2. El ejercicio de tal derecho solo puede estar sujeto a las restricciones previstas por la Ley que sean necesarias en una sociedad democrática, en interés de la seguridad nacional, de la seguridad o del orden público o para proteger la salud o la moral pública o los derechos y libertades de los demás.
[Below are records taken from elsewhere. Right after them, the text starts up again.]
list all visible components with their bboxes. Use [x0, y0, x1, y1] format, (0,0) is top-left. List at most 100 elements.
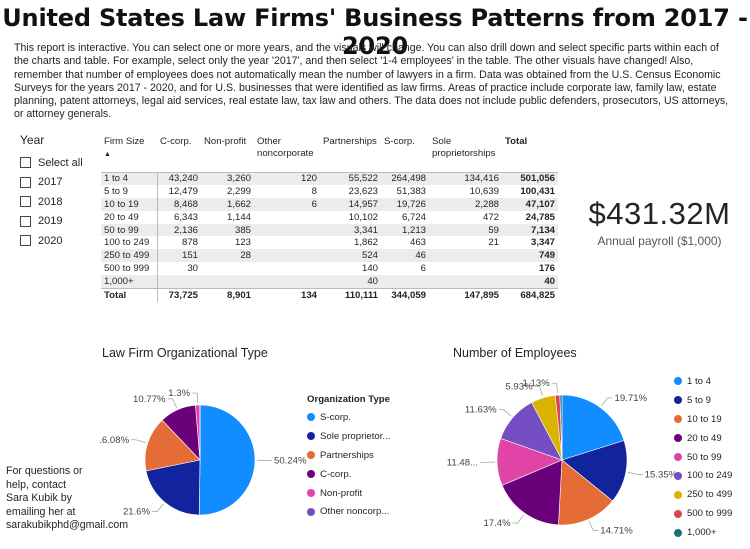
table-cell[interactable]: [429, 262, 502, 275]
row-label[interactable]: 10 to 19: [101, 197, 158, 211]
table-cell[interactable]: [254, 275, 320, 289]
table-cell[interactable]: 40: [320, 275, 381, 289]
table-cell[interactable]: 19,726: [381, 197, 429, 211]
row-label[interactable]: 50 to 99: [101, 223, 158, 237]
checkbox[interactable]: [20, 176, 31, 188]
table-cell[interactable]: [254, 236, 320, 249]
pie-slice[interactable]: [558, 459, 613, 526]
table-cell[interactable]: 2,288: [429, 197, 502, 211]
table-cell[interactable]: 385: [201, 223, 254, 237]
table-cell[interactable]: 120: [254, 172, 320, 185]
table-cell[interactable]: 55,522: [320, 172, 381, 185]
table-cell[interactable]: 24,785: [525, 211, 555, 223]
table-cell[interactable]: 30: [187, 263, 198, 275]
table-cell[interactable]: [254, 223, 320, 237]
column-header-s-corp[interactable]: S-corp.: [381, 130, 429, 173]
table-cell[interactable]: [254, 211, 320, 224]
table-cell[interactable]: 2,299: [226, 185, 251, 197]
table-cell[interactable]: 264,498: [381, 172, 429, 185]
table-cell[interactable]: 6: [420, 263, 426, 275]
table-row[interactable]: 1 to 4 43,240 3,260 120 55,522 264,498 134,416…: [101, 172, 558, 185]
table-cell[interactable]: 40: [502, 275, 558, 289]
column-header-non-profit[interactable]: Non-profit: [201, 130, 254, 173]
table-cell[interactable]: 3,347: [530, 237, 555, 249]
slicer-option-2017[interactable]: 2017: [20, 173, 90, 193]
table-cell[interactable]: 1,213: [381, 223, 429, 237]
table-cell[interactable]: [254, 249, 320, 263]
legend-item[interactable]: 5 to 9: [674, 391, 732, 410]
table-cell[interactable]: 100,431: [520, 185, 555, 197]
table-cell[interactable]: [254, 262, 320, 275]
checkbox[interactable]: [20, 235, 31, 247]
checkbox[interactable]: [20, 215, 31, 227]
legend-item[interactable]: 10 to 19: [674, 410, 732, 429]
legend-item[interactable]: Non-profit: [307, 484, 390, 503]
table-cell[interactable]: 59: [429, 223, 502, 237]
table-row[interactable]: 10 to 19 8,468 1,662 6 14,957 19,726 2,288 47,1…: [101, 197, 558, 211]
table-row[interactable]: 5 to 9 12,479 2,299 8 23,623 51,383 10,639 100,…: [101, 184, 558, 198]
table-cell[interactable]: 43,240: [157, 172, 201, 185]
table-cell[interactable]: 10,102: [348, 211, 378, 223]
row-label[interactable]: 5 to 9: [101, 184, 158, 198]
row-label[interactable]: 500 to 999: [101, 262, 158, 276]
table-row[interactable]: 50 to 99 2,136 385 3,341 1,213 59 7,134: [101, 223, 558, 237]
legend-item[interactable]: 500 to 999: [674, 504, 732, 523]
table-cell[interactable]: 749: [502, 249, 558, 263]
table-cell[interactable]: [381, 275, 429, 289]
table-cell[interactable]: 123: [234, 237, 251, 249]
column-header-sole-proprietorships[interactable]: Sole proprietorships: [429, 130, 502, 173]
table-cell[interactable]: 1,144: [226, 211, 251, 223]
table-cell[interactable]: 472: [482, 211, 499, 223]
table-cell[interactable]: 463: [409, 237, 426, 249]
table-cell[interactable]: 878: [181, 237, 198, 249]
table-cell[interactable]: 6,724: [401, 211, 426, 223]
table-cell[interactable]: 8,468: [157, 197, 201, 211]
table-cell[interactable]: 21: [488, 237, 499, 249]
pie-slice[interactable]: [145, 459, 201, 516]
legend-item[interactable]: 50 to 99: [674, 448, 732, 467]
legend-item[interactable]: 250 to 499: [674, 485, 732, 504]
table-cell[interactable]: 176: [538, 263, 555, 275]
pie-slice[interactable]: [198, 404, 256, 516]
table-cell[interactable]: [429, 275, 502, 289]
pie-slice[interactable]: [561, 440, 628, 502]
table-cell[interactable]: [429, 249, 502, 263]
column-header-other-noncorporate[interactable]: Other noncorporate: [254, 130, 320, 173]
pie-slice[interactable]: [559, 394, 563, 461]
slicer-option-2020[interactable]: 2020: [20, 231, 90, 251]
sort-ascending-icon[interactable]: ▲: [104, 151, 111, 158]
table-cell[interactable]: 3,260: [201, 172, 254, 185]
employees-pie-chart[interactable]: 19.71% 15.35% 14.71% 17.4% 11.48... 11.63% 5.9…: [440, 370, 675, 545]
table-row[interactable]: 100 to 249 878 123 1,862 463 21 3,347: [101, 236, 558, 250]
pie-slice[interactable]: [144, 419, 201, 472]
table-row[interactable]: 250 to 499 151 28 524 46 749: [101, 249, 558, 263]
table-cell[interactable]: 14,957: [320, 197, 381, 211]
table-cell[interactable]: 47,107: [502, 197, 558, 211]
table-cell[interactable]: 6: [254, 197, 320, 211]
column-header-firm-size[interactable]: Firm Size ▲: [101, 130, 157, 173]
table-row[interactable]: 1,000+ 40 40: [101, 275, 558, 289]
table-cell[interactable]: 12,479: [168, 185, 198, 197]
row-label[interactable]: 250 to 499: [101, 249, 158, 263]
table-cell[interactable]: 51,383: [396, 185, 426, 197]
table-cell[interactable]: 151: [157, 249, 201, 263]
pie-slice[interactable]: [501, 459, 563, 526]
pie-slice[interactable]: [561, 394, 625, 461]
table-cell[interactable]: [201, 275, 254, 289]
legend-item[interactable]: Partnerships: [307, 446, 390, 465]
slicer-option-select-all[interactable]: Select all: [20, 153, 90, 173]
table-cell[interactable]: [157, 275, 201, 289]
table-cell[interactable]: 2,136: [157, 223, 201, 237]
table-cell[interactable]: 524: [320, 249, 381, 263]
table-cell[interactable]: [201, 262, 254, 275]
legend-item[interactable]: 1 to 4: [674, 372, 732, 391]
table-cell[interactable]: 3,341: [320, 223, 381, 237]
column-header-partnerships[interactable]: Partnerships: [320, 130, 381, 173]
row-label[interactable]: 1,000+: [101, 275, 158, 289]
table-cell[interactable]: 6,343: [173, 211, 198, 223]
table-cell[interactable]: 134,416: [429, 172, 502, 185]
row-label[interactable]: 1 to 4: [101, 172, 158, 185]
table-cell[interactable]: 1,862: [353, 237, 378, 249]
legend-item[interactable]: Other noncorp...: [307, 502, 390, 521]
slicer-option-2019[interactable]: 2019: [20, 212, 90, 232]
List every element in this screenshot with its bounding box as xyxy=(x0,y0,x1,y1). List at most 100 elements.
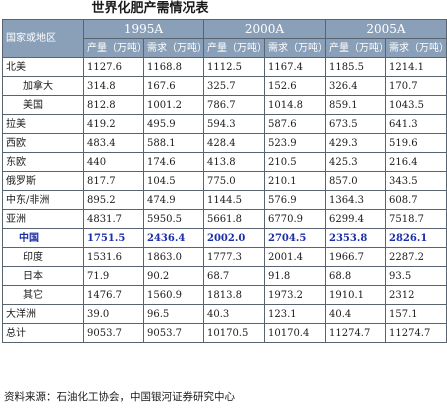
value-cell: 5661.8 xyxy=(203,209,265,229)
value-cell: 167.6 xyxy=(143,76,204,96)
value-cell: 7518.7 xyxy=(385,209,447,229)
value-cell: 152.6 xyxy=(264,76,326,96)
value-cell: 343.5 xyxy=(385,171,447,191)
fertilizer-table: 国家或地区 1995A 2000A 2005A 产量（万吨） 需求（万吨） 产量… xyxy=(2,19,447,343)
demand-header-2000: 需求（万吨） xyxy=(264,38,326,58)
value-cell: 210.5 xyxy=(264,152,326,172)
year-header-2000: 2000A xyxy=(203,19,326,39)
value-cell: 588.1 xyxy=(143,133,204,153)
table-row-canada: 加拿大 314.8 167.6 325.7 152.6 326.4 170.7 xyxy=(2,76,447,96)
table-row-eastern-europe: 东欧 440 174.6 413.8 210.5 425.3 216.4 xyxy=(2,152,447,172)
value-cell: 96.5 xyxy=(143,304,204,324)
table-row-western-europe: 西欧 483.4 588.1 428.4 523.9 429.3 519.6 xyxy=(2,133,447,153)
value-cell: 9053.7 xyxy=(143,323,204,343)
value-cell: 1112.5 xyxy=(203,57,265,77)
value-cell: 10170.5 xyxy=(203,323,265,343)
table-row-japan: 日本 71.9 90.2 68.7 91.8 68.8 93.5 xyxy=(2,266,447,286)
value-cell: 210.1 xyxy=(264,171,326,191)
region-cell: 中东/非洲 xyxy=(2,190,84,210)
value-cell: 523.9 xyxy=(264,133,326,153)
production-header-2000: 产量（万吨） xyxy=(203,38,265,58)
value-cell: 1531.6 xyxy=(83,247,144,267)
value-cell: 1214.1 xyxy=(385,57,447,77)
value-cell: 4831.7 xyxy=(83,209,144,229)
value-cell: 11274.7 xyxy=(385,323,447,343)
value-cell: 673.5 xyxy=(325,114,386,134)
value-cell: 413.8 xyxy=(203,152,265,172)
value-cell: 775.0 xyxy=(203,171,265,191)
value-cell: 2704.5 xyxy=(264,228,326,248)
production-header-2005: 产量（万吨） xyxy=(325,38,386,58)
value-cell: 1560.9 xyxy=(143,285,204,305)
value-cell: 1144.5 xyxy=(203,190,265,210)
value-cell: 428.4 xyxy=(203,133,265,153)
value-cell: 10170.4 xyxy=(264,323,326,343)
value-cell: 1168.8 xyxy=(143,57,204,77)
region-cell: 亚洲 xyxy=(2,209,84,229)
value-cell: 495.9 xyxy=(143,114,204,134)
table-row-north-america: 北美 1127.6 1168.8 1112.5 1167.4 1185.5 12… xyxy=(2,57,447,77)
value-cell: 440 xyxy=(83,152,144,172)
value-cell: 93.5 xyxy=(385,266,447,286)
value-cell: 1043.5 xyxy=(385,95,447,115)
value-cell: 1751.5 xyxy=(83,228,144,248)
table-row-oceania: 大洋洲 39.0 96.5 40.3 123.1 40.4 157.1 xyxy=(2,304,447,324)
region-column-header: 国家或地区 xyxy=(2,19,84,58)
demand-header-1995: 需求（万吨） xyxy=(143,38,204,58)
value-cell: 157.1 xyxy=(385,304,447,324)
value-cell: 325.7 xyxy=(203,76,265,96)
value-cell: 474.9 xyxy=(143,190,204,210)
value-cell: 68.8 xyxy=(325,266,386,286)
value-cell: 71.9 xyxy=(83,266,144,286)
value-cell: 429.3 xyxy=(325,133,386,153)
value-cell: 2287.2 xyxy=(385,247,447,267)
region-cell: 美国 xyxy=(2,95,84,115)
value-cell: 2002.0 xyxy=(203,228,265,248)
demand-header-2005: 需求（万吨） xyxy=(385,38,447,58)
region-cell: 日本 xyxy=(2,266,84,286)
value-cell: 91.8 xyxy=(264,266,326,286)
region-cell: 大洋洲 xyxy=(2,304,84,324)
value-cell: 68.7 xyxy=(203,266,265,286)
value-cell: 2436.4 xyxy=(143,228,204,248)
value-cell: 817.7 xyxy=(83,171,144,191)
production-header-1995: 产量（万吨） xyxy=(83,38,144,58)
value-cell: 594.3 xyxy=(203,114,265,134)
value-cell: 314.8 xyxy=(83,76,144,96)
value-cell: 608.7 xyxy=(385,190,447,210)
value-cell: 1127.6 xyxy=(83,57,144,77)
value-cell: 419.2 xyxy=(83,114,144,134)
value-cell: 40.4 xyxy=(325,304,386,324)
region-cell: 总计 xyxy=(2,323,84,343)
table-row-usa: 美国 812.8 1001.2 786.7 1014.8 859.1 1043.… xyxy=(2,95,447,115)
value-cell: 1863.0 xyxy=(143,247,204,267)
value-cell: 11274.7 xyxy=(325,323,386,343)
table-row-china: 中国 1751.5 2436.4 2002.0 2704.5 2353.8 28… xyxy=(2,228,447,248)
value-cell: 1966.7 xyxy=(325,247,386,267)
value-cell: 1167.4 xyxy=(264,57,326,77)
year-header-2005: 2005A xyxy=(325,19,447,39)
value-cell: 39.0 xyxy=(83,304,144,324)
table-row-middle-east-africa: 中东/非洲 895.2 474.9 1144.5 576.9 1364.3 60… xyxy=(2,190,447,210)
source-note: 资料来源：石油化工协会，中国银河证券研究中心 xyxy=(4,391,235,403)
value-cell: 1476.7 xyxy=(83,285,144,305)
value-cell: 483.4 xyxy=(83,133,144,153)
table-title: 世界化肥产需情况表 xyxy=(91,1,209,16)
value-cell: 1813.8 xyxy=(203,285,265,305)
region-cell: 中国 xyxy=(2,228,84,248)
region-cell: 印度 xyxy=(2,247,84,267)
table-row-latin-america: 拉美 419.2 495.9 594.3 587.6 673.5 641.3 xyxy=(2,114,447,134)
value-cell: 2826.1 xyxy=(385,228,447,248)
value-cell: 857.0 xyxy=(325,171,386,191)
value-cell: 641.3 xyxy=(385,114,447,134)
value-cell: 1973.2 xyxy=(264,285,326,305)
value-cell: 895.2 xyxy=(83,190,144,210)
value-cell: 90.2 xyxy=(143,266,204,286)
value-cell: 786.7 xyxy=(203,95,265,115)
value-cell: 1777.3 xyxy=(203,247,265,267)
value-cell: 40.3 xyxy=(203,304,265,324)
table-row-russia: 俄罗斯 817.7 104.5 775.0 210.1 857.0 343.5 xyxy=(2,171,447,191)
value-cell: 1364.3 xyxy=(325,190,386,210)
table-row-asia: 亚洲 4831.7 5950.5 5661.8 6770.9 6299.4 75… xyxy=(2,209,447,229)
value-cell: 6770.9 xyxy=(264,209,326,229)
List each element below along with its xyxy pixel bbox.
3. Lo dispuesto en este artículo no impide la imposición de restricciones legales y aun la privación del ejercicio del derecho de asociación, a los miembros de las fuerzas armadas y de la policía.

 

  Todo lo expuesto, contribuye a percibir que tanto la persona, profesional de la guerra como de la seguridad, a la cual, la sociedad le restringe un derecho humano como es el de asociación, para autodefenderse, en especial en los problemas laborales, tiene el derecho de compensar esa prohibición.

 

  Y se lo logra, a mi juicio muy imperfectamente, mediante la asunción de la responsabilidad de velar por sus derechos en la sociedad, por parte del nivel superior de la organización que se trate. Es decir en el caso de las FFAA, sus comandantes en Jefe. En el caso de las organizaciones de seguridad, quienes la tienen bajo su mando, como pueden ser los jefes de policía.

 

  Pero a la vez, quienes desempeñan tan altos cargos, son responsables de que ninguno de sus miembros, utilice el poder que cada uno posee, para actividades ajenas a las funciones específicas.

 

  Por otra parte, tiene el deber de tomar conocimiento cabal, de alguna actividad que so pretexto de la tarea específica, constituye a juicio de la Justicia un delito.

 

  Esto tiene múltiples motivos: si un miembro de la organización comete un delito, cuando realiza una actividad específica, tiene el deber de establecer si es consecuencia de una conducción defectuosa, para rectificarla, o de una acción delictiva que involucra a niveles superiores para presentarlo también ante la justicia. Y simultáneamente establecer que protocolos han sido burlados para modificarlos a fin de evitar repeticiones.

 

   Pero a la vez, tiene el deber de garantizar que el subordinado imputado, tenga los derechos que corresponde a quienes pueden tener asociaciones que los protejan, y dentro de la ley, generalmente con el cuerpo de auditores, participar en el proceso correspondiente, para asegurarse que el acusado cuenta con la defensa adecuada. Por supuesto si el integante imputado, ha cometido el presunto delito, fuera de la actividad específica, quedaría librado a su suerte.
 

Esta necesaria tarea profesional de las conducciones indicadas, podrían encontrar que el o los imputados son motivo de ilegalidades en el desenvolvimiento del proceso jurídico, y ante esto, percibir no solo la presunción de inocencia, sino la auténtica inocencia. Ante eso, no podría haber otra alternativa, que con su cuerpo de auditores, denunciar lo que resulta injusto y que afrenta y perjudica a un miembro de la organización, que por ser honesto tiene el derecho de ser considerado.

 

Dentro del plan de exterminio del kirchnerismo, las autoridades máximas de las organizaciones armadas y de seguridad, fueron intimidadas para que no se interesaran en considerar los casos en los cuales se atropellaban los derechos de uno de sus dependientes. Posiblemente el temor de perder sus cargos, los llevó directamente a dejar a su suerte a integrantes de sus Fuerzas, que eran acusados de crímenes que no habían cometido cuando se encontraban al servicio de esas fuerzas.

 

   Y esta intimidación exitosa a los responsables de estas Fuerzas, contribuyó a la eficiencia del muro del silencio, que tampoco fue quebrado y que ha permitido y permite a muchos integrantes de estas fuerzas, a vivir con el oprobio de haber cometido delitos que no han ejecutado, y vivir prisionero violando sus derechos; a que todos por su calidad de seres humanos les corresponde; sea un profesional de la guerra o de la seguridad.  

 

   De esta manera, quizás la más importante, el muro del silencio se ha transformado en el obstáculo insalvable, para que las víctimas hagan escuchar su voz en la población.

  

    En esta nota englobo en el concepto de Fuerzas de seguridad a todas las organizaciones que comparten el sistema de seguridad pública de la Nación. En consecuencia, incluyo a las nacionales (gendarmería, prefectura, policía federal,  aeroportuaria y penitenciarias federal) y provinciales (policías y penitenciarios).